The Attorney-General and the MPs direct our attention to the evidence given in the Daily Mail libel case. Lord Rawlinson, for the Mail, said that the newspaper had indeed contended that the Moonies were a sinister and materialistic sect; and this contention was justified, he argued, because the Moonies broke up families, brainwashed its recruits and deliberately altered personalities. The jury apparently agreed, found for the Daily Mail and ordered the Moonies to pay costs of over £500,000.

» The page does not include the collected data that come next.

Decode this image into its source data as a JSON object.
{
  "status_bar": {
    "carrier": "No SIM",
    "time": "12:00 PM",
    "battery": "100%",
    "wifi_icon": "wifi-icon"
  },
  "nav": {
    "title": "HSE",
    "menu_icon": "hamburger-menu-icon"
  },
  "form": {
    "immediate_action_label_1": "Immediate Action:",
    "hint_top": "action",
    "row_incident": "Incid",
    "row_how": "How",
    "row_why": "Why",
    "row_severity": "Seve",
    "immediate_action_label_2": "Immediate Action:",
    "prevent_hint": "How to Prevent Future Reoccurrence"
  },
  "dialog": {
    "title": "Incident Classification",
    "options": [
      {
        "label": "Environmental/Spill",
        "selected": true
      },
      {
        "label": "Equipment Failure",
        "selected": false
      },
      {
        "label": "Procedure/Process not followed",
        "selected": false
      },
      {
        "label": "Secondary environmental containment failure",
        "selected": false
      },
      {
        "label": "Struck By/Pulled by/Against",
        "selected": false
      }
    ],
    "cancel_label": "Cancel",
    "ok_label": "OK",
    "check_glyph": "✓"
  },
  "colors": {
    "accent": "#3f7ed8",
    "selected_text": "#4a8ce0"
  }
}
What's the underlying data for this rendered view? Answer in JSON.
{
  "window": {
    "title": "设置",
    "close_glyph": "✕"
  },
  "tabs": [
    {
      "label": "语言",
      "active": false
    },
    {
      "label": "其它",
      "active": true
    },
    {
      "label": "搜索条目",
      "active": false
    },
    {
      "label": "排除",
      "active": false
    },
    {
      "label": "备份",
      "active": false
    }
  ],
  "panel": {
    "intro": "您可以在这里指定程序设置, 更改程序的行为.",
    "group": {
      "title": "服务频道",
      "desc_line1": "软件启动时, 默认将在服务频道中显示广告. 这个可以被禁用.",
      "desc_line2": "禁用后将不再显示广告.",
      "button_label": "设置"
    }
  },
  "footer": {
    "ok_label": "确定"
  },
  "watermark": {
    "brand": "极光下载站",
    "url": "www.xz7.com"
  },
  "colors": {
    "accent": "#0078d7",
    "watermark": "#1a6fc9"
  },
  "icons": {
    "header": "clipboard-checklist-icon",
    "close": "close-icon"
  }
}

But is there really a distinction of kind between the Moonies' methods of indoctrination and conversion and the methods of recognised religions? Ignore, as the law must, the question of whether the Moonie religion is true, and consider only its social consequences.
Are the Moonies substantially harder to escape from than, say, an enclosed monastic order? Research suggests that the Moonies do not have among their devotees an unusually high proportion of vulnerable or disturbed young people, from broken homes, for example, or suffering from drink or drugs. Moreover, a far greater number of vulnerable young people who were approached by the Moonies found them perfectly easy to resist. The technique of love-bombing' may be repulsive, but it is hardly an exact replica of the physically brutal methods of brainwashing practised during the Korean war — from which it is alleged that the Rev Sun Myung Moon learnt his tricks.
How far can we be sure of distinguishing between the 'zombie-like' manner of Moonies and the 'serene' other-worldliness of nuns and hermits?
The Rev Sun Myung Moon sounds ghastly. So does the ineffable L. Ron Hubbard, the founder of scientology. So do a great number of popes and ministers. Moon is not the first prelate to live like a prince. Nor is he alone in being like St Paul to the extent that if he hath not charity, it profiteth him nothing.
You may think too that what you have read of scientology or Moonie-ism is a concoctibn of devious hogwash. Yet many orthodox Christian doctrines are denounced as devious hogwash— by Christians belonging to other recognised churches. The non-conformists, say, are not exactly tolerant of the view that the bread and wine are physically transformed into the body and blood of Christ during the Mass.
Free speech naturally includes this right to denounce any religion as devious hogwash, just as it also includes the right of the Dail Mail to denounce the Moonies' methods as 'sinister brainwashing'. The jury's verdict on the libel suit was entirely correct. As a Methodist spokesman sensibly commented, every religion has to accustom itself to abuse. The Moonies do not seem to be too hot on blessing those that persecute them. But the jury's suggestion that the Unification Church should be struck off the charity list is not a perpetuation of that principle of free speech but its contradiction.
Perhaps the Moonies are worse, madder, more manipulative than other sects. But it is not the duty of the civil state to distinguish in these matters. If adult people choose to live in a community of zombies, that is their right. If it can be proved that the Unification Church breaks the civil law — for example, if the frequent charges of tax evasion can be proved — or if it can be proved that it employs illegal methods on its recruits amounting to torture, that would be different. The anguish of parents separated from their grown-up children by religion is a terrible thing; but it is not confined to the Moonies; nor should the state interfere.
The leaders of other churches might be wise to be a little more circumspect in calling for the Moonies to be outlawed. The right of non-established churches to be treated like the Church of England is extremely frail and recent. I should have thought that it was in the interests of all Churches — and of liberal humanists too — to stick up for the civil rights of the Moor:.